Further, Marx’s merits consist not only in the fact that he saw and exposed the class line that separates the proletariat from the bourgeoisie, but that he forged a theoretical and political weapon by means of which he found it possible consistently to defend this class position.

“Marx was before all else a revolutionary,” Engels said at Marx’s grave. (1) He was a revolutionary not only in philosophy, history and economics; he was a revolutionary in politics and tactics. With all his passion for books and original sources (his favourite pastime, as he himself declared, was to burrow in books), Marx would always lay aside his theoretical works the moment he was confronted with the slightest possibility for political action. He could not imagine life without a strenuous, passionate struggle for his views and principles. To the question: “What is your idea of happiness?” he replied: “To struggle.” It is precisely this feature that Engels particularly stressed in his funeral oration. “Marx was before all else a revolutionary,” he said.

His real mission in life was to contribute in one way or another to the overthrow of capitalist society and of the forms of government which it had brought into being, to contribute to the liberation of the present-day proletariat, which he was the first to make conscious of its own position and its needs, of the conditions under which it could win its freedom. Fighting was his element. And he fought with a passion, a tenacity and a success such as few could rival.

Marx combined in himself the outstanding theoretician and the great revolutionary. His life vocation was to rouse the oppressed against the oppressors. This vocation he expressed in the terse but incisive phrase: “I am a mortal enemy of capitalism.”

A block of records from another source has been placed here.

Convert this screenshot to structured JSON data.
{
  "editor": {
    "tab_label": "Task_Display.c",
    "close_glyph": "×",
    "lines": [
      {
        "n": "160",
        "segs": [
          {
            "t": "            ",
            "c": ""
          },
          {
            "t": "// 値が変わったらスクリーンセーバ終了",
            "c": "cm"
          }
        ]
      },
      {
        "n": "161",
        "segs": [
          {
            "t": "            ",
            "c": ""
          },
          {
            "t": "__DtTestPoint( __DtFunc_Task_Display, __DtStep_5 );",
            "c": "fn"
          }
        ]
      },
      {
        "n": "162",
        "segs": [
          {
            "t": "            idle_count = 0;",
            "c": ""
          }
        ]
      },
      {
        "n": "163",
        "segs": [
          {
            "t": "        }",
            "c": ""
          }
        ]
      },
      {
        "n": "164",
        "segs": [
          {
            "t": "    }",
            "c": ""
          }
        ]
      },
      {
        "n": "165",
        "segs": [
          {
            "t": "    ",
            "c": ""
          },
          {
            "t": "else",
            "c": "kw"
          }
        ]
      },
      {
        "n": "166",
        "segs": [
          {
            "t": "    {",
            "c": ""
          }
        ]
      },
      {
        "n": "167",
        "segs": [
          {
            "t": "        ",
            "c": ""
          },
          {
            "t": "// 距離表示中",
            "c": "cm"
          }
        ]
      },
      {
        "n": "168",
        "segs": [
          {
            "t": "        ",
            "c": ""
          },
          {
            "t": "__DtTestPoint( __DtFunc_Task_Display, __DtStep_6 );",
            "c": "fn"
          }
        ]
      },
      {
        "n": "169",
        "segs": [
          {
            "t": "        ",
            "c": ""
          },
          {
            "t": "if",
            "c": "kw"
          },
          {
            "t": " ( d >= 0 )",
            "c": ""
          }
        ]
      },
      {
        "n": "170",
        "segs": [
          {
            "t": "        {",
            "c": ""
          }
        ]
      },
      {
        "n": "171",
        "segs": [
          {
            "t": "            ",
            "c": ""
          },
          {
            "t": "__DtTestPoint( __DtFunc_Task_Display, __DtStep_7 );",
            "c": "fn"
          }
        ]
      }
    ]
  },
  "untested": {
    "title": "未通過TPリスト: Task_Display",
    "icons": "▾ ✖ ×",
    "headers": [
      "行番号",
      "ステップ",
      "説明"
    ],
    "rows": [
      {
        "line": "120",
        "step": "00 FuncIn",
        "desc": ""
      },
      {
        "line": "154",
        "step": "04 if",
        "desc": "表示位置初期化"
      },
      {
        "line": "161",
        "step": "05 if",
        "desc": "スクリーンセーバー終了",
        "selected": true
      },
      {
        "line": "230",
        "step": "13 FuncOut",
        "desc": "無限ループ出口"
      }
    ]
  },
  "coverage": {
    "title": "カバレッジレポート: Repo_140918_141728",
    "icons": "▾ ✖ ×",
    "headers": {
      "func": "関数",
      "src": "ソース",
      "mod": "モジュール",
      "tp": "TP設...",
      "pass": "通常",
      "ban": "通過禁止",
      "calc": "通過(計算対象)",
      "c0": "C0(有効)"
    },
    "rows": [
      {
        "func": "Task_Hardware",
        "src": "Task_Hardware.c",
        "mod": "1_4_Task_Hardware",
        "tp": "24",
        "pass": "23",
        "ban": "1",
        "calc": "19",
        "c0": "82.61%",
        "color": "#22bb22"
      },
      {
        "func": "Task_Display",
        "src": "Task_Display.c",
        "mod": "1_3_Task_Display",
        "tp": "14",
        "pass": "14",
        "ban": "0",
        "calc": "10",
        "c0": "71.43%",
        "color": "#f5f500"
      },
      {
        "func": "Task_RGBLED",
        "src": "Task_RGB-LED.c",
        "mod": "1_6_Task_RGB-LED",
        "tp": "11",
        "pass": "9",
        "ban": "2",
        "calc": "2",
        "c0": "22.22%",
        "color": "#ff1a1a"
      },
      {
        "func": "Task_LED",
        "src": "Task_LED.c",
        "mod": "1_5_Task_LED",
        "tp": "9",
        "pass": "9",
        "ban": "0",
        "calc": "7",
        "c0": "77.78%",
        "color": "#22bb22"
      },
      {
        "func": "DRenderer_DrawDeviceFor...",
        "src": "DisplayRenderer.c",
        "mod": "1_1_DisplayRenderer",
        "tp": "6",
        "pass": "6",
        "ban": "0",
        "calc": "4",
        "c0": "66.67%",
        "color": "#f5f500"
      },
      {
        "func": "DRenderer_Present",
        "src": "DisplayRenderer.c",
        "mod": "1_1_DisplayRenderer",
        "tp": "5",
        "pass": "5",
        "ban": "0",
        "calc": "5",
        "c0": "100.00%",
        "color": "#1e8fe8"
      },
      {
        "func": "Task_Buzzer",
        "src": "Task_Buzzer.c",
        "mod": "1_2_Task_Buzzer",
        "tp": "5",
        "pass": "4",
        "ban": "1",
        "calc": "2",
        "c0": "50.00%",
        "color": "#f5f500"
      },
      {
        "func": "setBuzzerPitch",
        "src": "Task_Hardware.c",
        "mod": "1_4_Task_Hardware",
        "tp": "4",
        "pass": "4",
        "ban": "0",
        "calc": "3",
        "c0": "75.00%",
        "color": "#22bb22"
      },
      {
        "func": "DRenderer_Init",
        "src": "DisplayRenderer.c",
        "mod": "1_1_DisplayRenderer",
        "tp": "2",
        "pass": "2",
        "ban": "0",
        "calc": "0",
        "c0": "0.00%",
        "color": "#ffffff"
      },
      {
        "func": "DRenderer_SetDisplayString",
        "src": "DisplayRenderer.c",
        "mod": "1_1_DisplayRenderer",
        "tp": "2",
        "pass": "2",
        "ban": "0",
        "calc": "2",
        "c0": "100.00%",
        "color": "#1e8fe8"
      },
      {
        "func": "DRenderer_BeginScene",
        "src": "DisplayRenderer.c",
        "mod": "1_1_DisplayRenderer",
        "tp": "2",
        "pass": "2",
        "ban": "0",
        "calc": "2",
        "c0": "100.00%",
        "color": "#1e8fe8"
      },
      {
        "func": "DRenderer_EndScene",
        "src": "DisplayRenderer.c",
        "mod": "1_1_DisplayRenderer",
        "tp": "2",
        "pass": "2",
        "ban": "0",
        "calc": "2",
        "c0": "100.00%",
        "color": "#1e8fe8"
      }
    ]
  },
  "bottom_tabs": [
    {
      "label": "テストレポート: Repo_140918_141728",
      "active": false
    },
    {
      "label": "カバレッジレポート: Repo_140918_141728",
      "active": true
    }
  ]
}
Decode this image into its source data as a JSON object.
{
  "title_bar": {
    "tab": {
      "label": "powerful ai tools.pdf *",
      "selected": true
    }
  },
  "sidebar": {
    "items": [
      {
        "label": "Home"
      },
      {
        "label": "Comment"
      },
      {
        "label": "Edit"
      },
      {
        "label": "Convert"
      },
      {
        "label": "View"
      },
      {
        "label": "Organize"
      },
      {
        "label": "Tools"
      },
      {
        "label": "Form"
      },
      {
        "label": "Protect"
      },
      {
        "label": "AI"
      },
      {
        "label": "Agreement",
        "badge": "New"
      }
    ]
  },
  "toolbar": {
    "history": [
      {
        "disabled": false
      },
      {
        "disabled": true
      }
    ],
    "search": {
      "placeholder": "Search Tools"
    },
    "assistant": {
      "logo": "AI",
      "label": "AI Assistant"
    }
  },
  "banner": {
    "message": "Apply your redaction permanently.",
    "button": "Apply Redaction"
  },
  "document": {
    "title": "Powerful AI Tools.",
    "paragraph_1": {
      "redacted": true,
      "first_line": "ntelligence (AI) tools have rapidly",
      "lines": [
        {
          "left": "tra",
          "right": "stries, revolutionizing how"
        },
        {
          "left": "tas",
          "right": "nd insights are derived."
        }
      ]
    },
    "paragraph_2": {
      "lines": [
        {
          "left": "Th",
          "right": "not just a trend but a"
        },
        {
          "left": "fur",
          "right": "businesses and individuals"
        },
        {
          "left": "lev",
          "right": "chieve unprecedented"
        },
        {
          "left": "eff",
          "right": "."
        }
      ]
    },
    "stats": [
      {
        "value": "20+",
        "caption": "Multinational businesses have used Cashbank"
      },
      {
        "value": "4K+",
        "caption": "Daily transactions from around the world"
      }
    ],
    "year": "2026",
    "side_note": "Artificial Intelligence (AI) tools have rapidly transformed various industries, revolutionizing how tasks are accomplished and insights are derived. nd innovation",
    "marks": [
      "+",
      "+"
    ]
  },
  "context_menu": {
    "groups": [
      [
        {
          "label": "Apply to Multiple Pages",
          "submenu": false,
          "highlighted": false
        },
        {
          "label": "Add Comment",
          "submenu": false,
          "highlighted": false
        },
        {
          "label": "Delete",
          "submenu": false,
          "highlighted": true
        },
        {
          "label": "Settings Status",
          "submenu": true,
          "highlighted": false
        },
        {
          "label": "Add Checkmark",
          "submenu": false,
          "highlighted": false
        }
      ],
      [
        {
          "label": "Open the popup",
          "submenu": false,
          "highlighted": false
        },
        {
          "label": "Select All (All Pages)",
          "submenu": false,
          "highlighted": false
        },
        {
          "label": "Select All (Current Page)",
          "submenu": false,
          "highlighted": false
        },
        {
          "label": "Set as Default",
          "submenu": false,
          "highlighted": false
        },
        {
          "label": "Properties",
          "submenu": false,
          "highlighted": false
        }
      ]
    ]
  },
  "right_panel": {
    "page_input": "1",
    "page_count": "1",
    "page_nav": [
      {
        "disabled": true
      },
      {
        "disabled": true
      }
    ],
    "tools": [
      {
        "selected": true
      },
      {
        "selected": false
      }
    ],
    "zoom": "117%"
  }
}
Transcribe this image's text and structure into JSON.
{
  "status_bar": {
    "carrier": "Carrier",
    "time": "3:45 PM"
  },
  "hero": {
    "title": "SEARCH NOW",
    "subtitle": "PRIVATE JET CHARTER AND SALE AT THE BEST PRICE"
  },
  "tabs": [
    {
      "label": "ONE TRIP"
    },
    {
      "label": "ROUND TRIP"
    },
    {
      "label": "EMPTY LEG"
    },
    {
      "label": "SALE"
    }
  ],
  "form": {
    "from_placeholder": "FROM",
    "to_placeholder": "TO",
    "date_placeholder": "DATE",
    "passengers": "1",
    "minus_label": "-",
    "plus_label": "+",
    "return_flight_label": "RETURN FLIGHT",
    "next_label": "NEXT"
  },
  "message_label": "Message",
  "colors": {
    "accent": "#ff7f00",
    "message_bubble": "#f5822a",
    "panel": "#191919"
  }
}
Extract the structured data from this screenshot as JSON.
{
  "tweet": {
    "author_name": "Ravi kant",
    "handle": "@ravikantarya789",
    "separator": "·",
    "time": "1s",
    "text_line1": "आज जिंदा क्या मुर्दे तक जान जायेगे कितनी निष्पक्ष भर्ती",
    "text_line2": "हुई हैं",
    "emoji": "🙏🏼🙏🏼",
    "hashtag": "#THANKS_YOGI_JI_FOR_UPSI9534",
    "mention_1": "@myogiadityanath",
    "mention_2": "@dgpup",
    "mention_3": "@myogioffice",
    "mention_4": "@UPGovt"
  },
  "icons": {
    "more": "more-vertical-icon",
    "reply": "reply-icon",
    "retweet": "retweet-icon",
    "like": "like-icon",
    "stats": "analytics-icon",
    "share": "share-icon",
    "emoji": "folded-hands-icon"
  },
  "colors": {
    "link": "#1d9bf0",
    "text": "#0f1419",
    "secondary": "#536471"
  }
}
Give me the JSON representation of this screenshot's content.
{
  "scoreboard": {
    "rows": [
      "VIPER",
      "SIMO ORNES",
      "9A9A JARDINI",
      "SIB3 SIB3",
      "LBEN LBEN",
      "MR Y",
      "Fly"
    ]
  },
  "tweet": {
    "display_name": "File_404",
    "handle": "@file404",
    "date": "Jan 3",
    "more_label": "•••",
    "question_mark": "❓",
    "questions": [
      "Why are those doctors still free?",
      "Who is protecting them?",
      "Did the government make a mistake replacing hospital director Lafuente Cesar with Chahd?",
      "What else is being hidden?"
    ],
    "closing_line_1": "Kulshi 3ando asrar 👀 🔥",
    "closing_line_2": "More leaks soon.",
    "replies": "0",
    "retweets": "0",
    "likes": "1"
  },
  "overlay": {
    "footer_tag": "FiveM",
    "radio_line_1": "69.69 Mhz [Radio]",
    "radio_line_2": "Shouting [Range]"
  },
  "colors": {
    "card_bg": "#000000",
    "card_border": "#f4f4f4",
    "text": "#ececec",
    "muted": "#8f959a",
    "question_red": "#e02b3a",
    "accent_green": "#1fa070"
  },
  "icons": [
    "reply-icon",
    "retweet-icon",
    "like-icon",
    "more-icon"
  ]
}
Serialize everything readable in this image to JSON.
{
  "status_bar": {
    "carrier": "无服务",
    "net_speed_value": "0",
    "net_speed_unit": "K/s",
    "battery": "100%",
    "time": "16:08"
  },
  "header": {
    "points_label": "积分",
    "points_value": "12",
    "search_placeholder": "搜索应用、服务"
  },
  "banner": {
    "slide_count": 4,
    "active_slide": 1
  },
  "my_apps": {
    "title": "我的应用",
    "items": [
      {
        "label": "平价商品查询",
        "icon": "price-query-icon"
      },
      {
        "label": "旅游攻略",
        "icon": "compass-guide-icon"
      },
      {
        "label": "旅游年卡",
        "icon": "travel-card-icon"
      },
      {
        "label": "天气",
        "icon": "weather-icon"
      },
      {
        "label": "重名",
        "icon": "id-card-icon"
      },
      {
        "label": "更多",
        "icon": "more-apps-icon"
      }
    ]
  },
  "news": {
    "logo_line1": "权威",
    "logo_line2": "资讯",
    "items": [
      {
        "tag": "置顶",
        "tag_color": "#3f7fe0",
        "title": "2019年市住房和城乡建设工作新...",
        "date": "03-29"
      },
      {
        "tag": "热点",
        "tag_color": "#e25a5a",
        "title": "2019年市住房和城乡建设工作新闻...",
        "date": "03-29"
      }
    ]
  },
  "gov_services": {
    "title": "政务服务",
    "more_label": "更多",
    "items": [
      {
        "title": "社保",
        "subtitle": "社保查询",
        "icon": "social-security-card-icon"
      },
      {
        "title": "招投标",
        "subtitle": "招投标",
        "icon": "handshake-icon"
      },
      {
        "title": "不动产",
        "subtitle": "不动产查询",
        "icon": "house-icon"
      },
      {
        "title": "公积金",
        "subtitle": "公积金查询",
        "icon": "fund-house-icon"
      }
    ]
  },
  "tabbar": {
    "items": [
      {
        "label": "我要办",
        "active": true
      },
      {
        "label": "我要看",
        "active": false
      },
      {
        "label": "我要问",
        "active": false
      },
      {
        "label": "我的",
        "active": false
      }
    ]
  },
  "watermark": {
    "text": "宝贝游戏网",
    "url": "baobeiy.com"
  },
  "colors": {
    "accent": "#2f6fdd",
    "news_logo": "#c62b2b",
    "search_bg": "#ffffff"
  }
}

Trade Union problems do not occupy very much space in the vast Marxian heritage. However, here just as in other questions, we have every reason to examine carefully just what Marx did say. His distinction lies not only in the fact that he said something new in his time, but also in the fact that whatever was new in what he said is still applicable even on the fiftieth anniversary of his death. That is why Engels was right when he said that Marx’s name and his cause will survive the ages.



1. March 17, 1883. The Fourteenth of March, Martin Lawrence, Ltd.